Wider Implications of the Findings: Overall, ART-conceived children do not appear to have an increased cancer risk after a median follow-up of 21 years. This large study provides important results, enabling physicians to better inform couples considering ART about the long-term safety of ART for their children. However, larger studies with prolonged follow-up are needed to investigate cancer risk in adults and in children conceived by ICSI and/or from cryopreserved embryos.

Study Funding/Competing Interest(s): This work was supported by The Dutch Cancer Society (NKI 2006–3631) which funded the OMEGA-women's cohort and Children Cancer Free (KIKA;147) which funded the OMEGA-offspring cohort. We declare no competing interests.

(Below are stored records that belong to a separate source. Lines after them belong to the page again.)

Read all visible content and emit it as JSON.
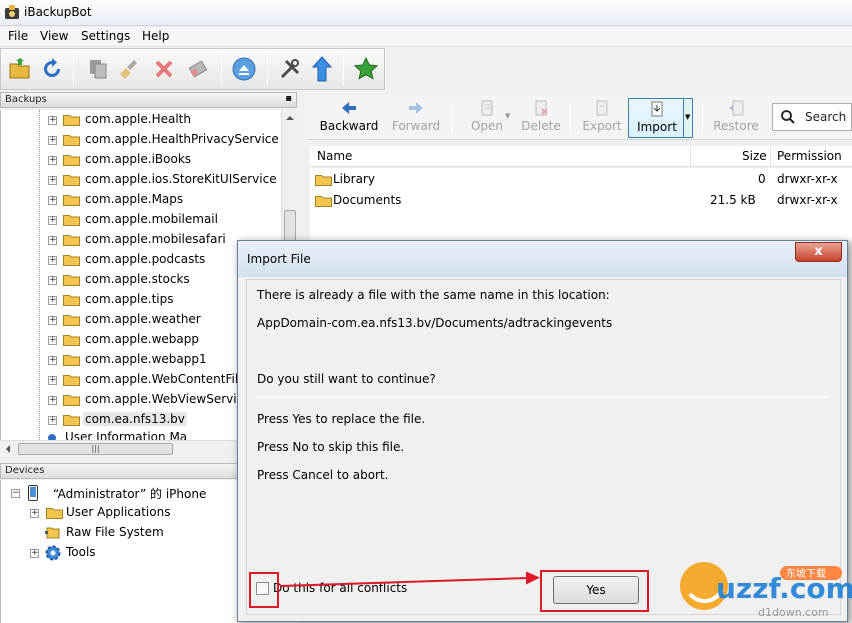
{
  "window": {
    "title": "iBackupBot"
  },
  "menu": [
    "File",
    "View",
    "Settings",
    "Help"
  ],
  "backups_panel": {
    "header": "Backups",
    "items": [
      "com.apple.Health",
      "com.apple.HealthPrivacyService",
      "com.apple.iBooks",
      "com.apple.ios.StoreKitUIService",
      "com.apple.Maps",
      "com.apple.mobilemail",
      "com.apple.mobilesafari",
      "com.apple.podcasts",
      "com.apple.stocks",
      "com.apple.tips",
      "com.apple.weather",
      "com.apple.webapp",
      "com.apple.webapp1",
      "com.apple.WebContentFilter",
      "com.apple.WebViewService",
      "com.ea.nfs13.bv"
    ],
    "partial_item": "User Information Ma"
  },
  "devices_panel": {
    "header": "Devices",
    "device_name": "“Administrator” 的 iPhone",
    "children": [
      "User Applications",
      "Raw File System",
      "Tools"
    ]
  },
  "right_toolbar": {
    "backward": "Backward",
    "forward": "Forward",
    "open": "Open",
    "delete": "Delete",
    "export": "Export",
    "import": "Import",
    "restore": "Restore",
    "search": "Search"
  },
  "file_list": {
    "columns": {
      "name": "Name",
      "size": "Size",
      "permission": "Permission"
    },
    "rows": [
      {
        "name": "Library",
        "size": "0",
        "permission": "drwxr-xr-x"
      },
      {
        "name": "Documents",
        "size": "21.5 kB",
        "permission": "drwxr-xr-x"
      }
    ]
  },
  "dialog": {
    "title": "Import File",
    "close_label": "x",
    "line1": "There is already a file with the same name in this location:",
    "path": "AppDomain-com.ea.nfs13.bv/Documents/adtrackingevents",
    "question": "Do you still want to continue?",
    "yes_hint": "Press Yes to replace the file.",
    "no_hint": "Press No to skip this file.",
    "cancel_hint": "Press Cancel to abort.",
    "checkbox_label": "Do this for all conflicts",
    "yes_button": "Yes"
  },
  "watermark": {
    "brand": "uzzf.com",
    "sub": "d1down.com",
    "tag": "东坡下载"
  },
  "colors": {
    "highlight": "#e0182a",
    "folder": "#f2c64f",
    "selection": "#3c7fb1"
  }
}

The use of ART, i.e. IVF and ICSI, has strongly increased in Western countries (Calhaz-Jorge et al., 2016; Sunderam et al., 2017). Over 6 million ART-conceived children have been born, including 80 000 in The Netherlands (Calhaz-Jorge et al., 2016; Sunderam et al., 2017).

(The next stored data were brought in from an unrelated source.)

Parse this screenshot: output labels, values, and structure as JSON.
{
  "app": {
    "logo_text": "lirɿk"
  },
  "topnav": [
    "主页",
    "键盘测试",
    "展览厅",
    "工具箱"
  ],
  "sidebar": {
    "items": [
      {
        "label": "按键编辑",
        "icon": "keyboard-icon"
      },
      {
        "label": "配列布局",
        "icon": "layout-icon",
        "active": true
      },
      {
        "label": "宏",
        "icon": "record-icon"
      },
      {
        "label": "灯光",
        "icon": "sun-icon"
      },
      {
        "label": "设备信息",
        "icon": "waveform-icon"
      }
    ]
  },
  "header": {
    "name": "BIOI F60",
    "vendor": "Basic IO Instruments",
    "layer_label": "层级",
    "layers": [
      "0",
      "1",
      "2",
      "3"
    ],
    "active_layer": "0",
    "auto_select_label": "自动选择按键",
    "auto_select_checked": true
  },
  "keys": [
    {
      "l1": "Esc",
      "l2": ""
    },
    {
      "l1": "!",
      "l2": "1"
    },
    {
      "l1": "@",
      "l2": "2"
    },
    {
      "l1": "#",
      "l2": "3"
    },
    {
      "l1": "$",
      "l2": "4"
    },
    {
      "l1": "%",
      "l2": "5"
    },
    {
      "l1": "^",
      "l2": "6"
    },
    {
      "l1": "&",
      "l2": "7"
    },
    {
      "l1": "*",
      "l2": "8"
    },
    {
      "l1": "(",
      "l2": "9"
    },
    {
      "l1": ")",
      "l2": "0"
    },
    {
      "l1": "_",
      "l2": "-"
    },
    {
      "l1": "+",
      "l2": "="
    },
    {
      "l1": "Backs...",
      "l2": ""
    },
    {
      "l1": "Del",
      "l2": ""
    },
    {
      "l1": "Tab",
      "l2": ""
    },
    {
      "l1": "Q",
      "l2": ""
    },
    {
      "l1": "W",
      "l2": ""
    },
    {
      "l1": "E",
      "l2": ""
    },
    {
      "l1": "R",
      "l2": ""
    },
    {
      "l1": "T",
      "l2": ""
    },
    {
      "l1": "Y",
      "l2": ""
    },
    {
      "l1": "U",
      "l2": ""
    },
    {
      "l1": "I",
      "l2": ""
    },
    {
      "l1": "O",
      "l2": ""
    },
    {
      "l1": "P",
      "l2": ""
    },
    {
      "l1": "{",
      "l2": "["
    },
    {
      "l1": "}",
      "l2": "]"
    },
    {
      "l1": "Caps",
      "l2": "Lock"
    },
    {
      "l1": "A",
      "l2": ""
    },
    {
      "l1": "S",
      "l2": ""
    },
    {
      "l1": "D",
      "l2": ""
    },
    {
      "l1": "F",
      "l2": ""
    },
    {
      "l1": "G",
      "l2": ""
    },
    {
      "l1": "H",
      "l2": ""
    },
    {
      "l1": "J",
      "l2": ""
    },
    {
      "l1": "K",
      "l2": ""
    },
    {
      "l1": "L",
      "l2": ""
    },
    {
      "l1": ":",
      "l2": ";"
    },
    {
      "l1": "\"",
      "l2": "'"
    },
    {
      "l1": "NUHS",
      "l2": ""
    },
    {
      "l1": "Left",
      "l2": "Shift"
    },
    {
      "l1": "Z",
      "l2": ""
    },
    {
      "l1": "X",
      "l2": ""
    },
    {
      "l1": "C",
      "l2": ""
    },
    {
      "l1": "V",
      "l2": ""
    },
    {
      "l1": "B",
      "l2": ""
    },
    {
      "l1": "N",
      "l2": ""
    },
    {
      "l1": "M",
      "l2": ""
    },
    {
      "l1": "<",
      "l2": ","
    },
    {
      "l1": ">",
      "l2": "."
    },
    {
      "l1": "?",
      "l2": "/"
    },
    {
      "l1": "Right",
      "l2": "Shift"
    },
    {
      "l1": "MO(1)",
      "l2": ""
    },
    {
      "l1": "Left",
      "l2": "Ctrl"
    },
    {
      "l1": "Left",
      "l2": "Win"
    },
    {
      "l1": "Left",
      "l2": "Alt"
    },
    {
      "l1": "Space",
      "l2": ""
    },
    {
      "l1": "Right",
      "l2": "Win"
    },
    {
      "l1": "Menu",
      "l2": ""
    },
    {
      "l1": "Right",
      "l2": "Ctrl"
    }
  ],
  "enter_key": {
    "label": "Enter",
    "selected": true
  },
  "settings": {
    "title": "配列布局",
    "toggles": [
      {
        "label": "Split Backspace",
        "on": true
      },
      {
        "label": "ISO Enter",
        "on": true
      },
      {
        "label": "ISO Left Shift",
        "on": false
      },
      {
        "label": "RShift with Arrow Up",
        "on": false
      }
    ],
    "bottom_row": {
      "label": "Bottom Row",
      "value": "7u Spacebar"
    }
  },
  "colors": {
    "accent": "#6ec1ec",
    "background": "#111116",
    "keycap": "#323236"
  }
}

Each phase of the ART procedure, including stimulation of multiple follicles, the process of oocyte retrieval and sperm preparation, culture of embryos, cryopreservation of sperm, oocytes and embryos, and embryo transfer, is substantially different from natural conception (Buitendijk, 1999). These processes occur in the same timeframe as epigenetic programming (Iliadou et al., 2011). During the first days after conception, the pre-implantation embryo is sensitive to environmental factors as created during embryo culture which may alter fetal development, with both prenatal and postnatal consequences (Geuns et al., 2007; Ceelen et al., 2008; Market-Velker et al., 2010). Additionally, differences in methylation of several genes have been found in cord blood and placenta samples from children conceived in vitro versus in vivo (Katari et al., 2009). Altered epigenetic patterns have been found in embryos derived from animals after ART(Farin et al., 2004; Iliadou et al., 2011). Furthermore, some studies of ART-conceived children reported an unexpectedly high incidence of rare cancer predisposition syndromes such as Beckwith–Wiedemann syndrome and Angelman syndrome (DeBaun et al., 2003; Gosden et al., 2003; Maher et al., 2003; Orstavik et al., 2003).

In 2013, a systematic meta-analysis showed an increased overall cancer risk in children born after fertility treatment (relative risk: 1.33; 95% CI: 1.08–1.63) (Hargreave et al., 2013b). However, this meta-analysis concluded that it is not clear whether other factors underlying subfertility rather than the ART procedure itself are the most important factors for (childhood) cancer. Therefore, more research was recommended (Hargreave et al., 2013b). Since then, several cohort studies reported reassuring results for overall cancer risk (Williams et al., 2013, 2018; Sundh et al., 2014; Hargreave et al., 2015; Reigstad et al., 2016; Lerner-Geva et al., 2017); however, two studies found an increased overall cancer risk among offspring of women with fertility problems (Hargreave et al., 2013a; Wainstock et al., 2017). While all studies found increased risks for specific cancer types (Williams et al., 2013; Hargreave et al., 2013a, 2015; Sundh et al., 2014; Reigstad et al., 2016; Lerner-Geva et al., 2017; Wainstock et al., 2017), these findings were inconsistent across studies. Studies had relatively short follow-up (median: 10 years [range: 6.6–18.0]) and other limitations such as a small number of cases (median: 119 [range: 7–481]) or restriction to a general population comparison group (no possibility for confounding adjustment) (Williams et al., 2013, 2018; Hargreave et al., 2013a, 2015; Sundh et al., 2014; Reigstad et al., 2016; Lerner-Geva et al., 2017; Wainstock et al., 2017), precluding firm conclusions (Reigstad et al., 2017). We therefore evaluated cancer risk in ART-conceived children and young adults in the Dutch nationwide OMEGA-offspring cohort (van den Belt-Dusebout et al., 2016). This cohort is uniquely positioned to examine this important question as it includes the oldest Dutch generation of ART-conceived children and a comparison group of naturally conceived children born to subfertile women.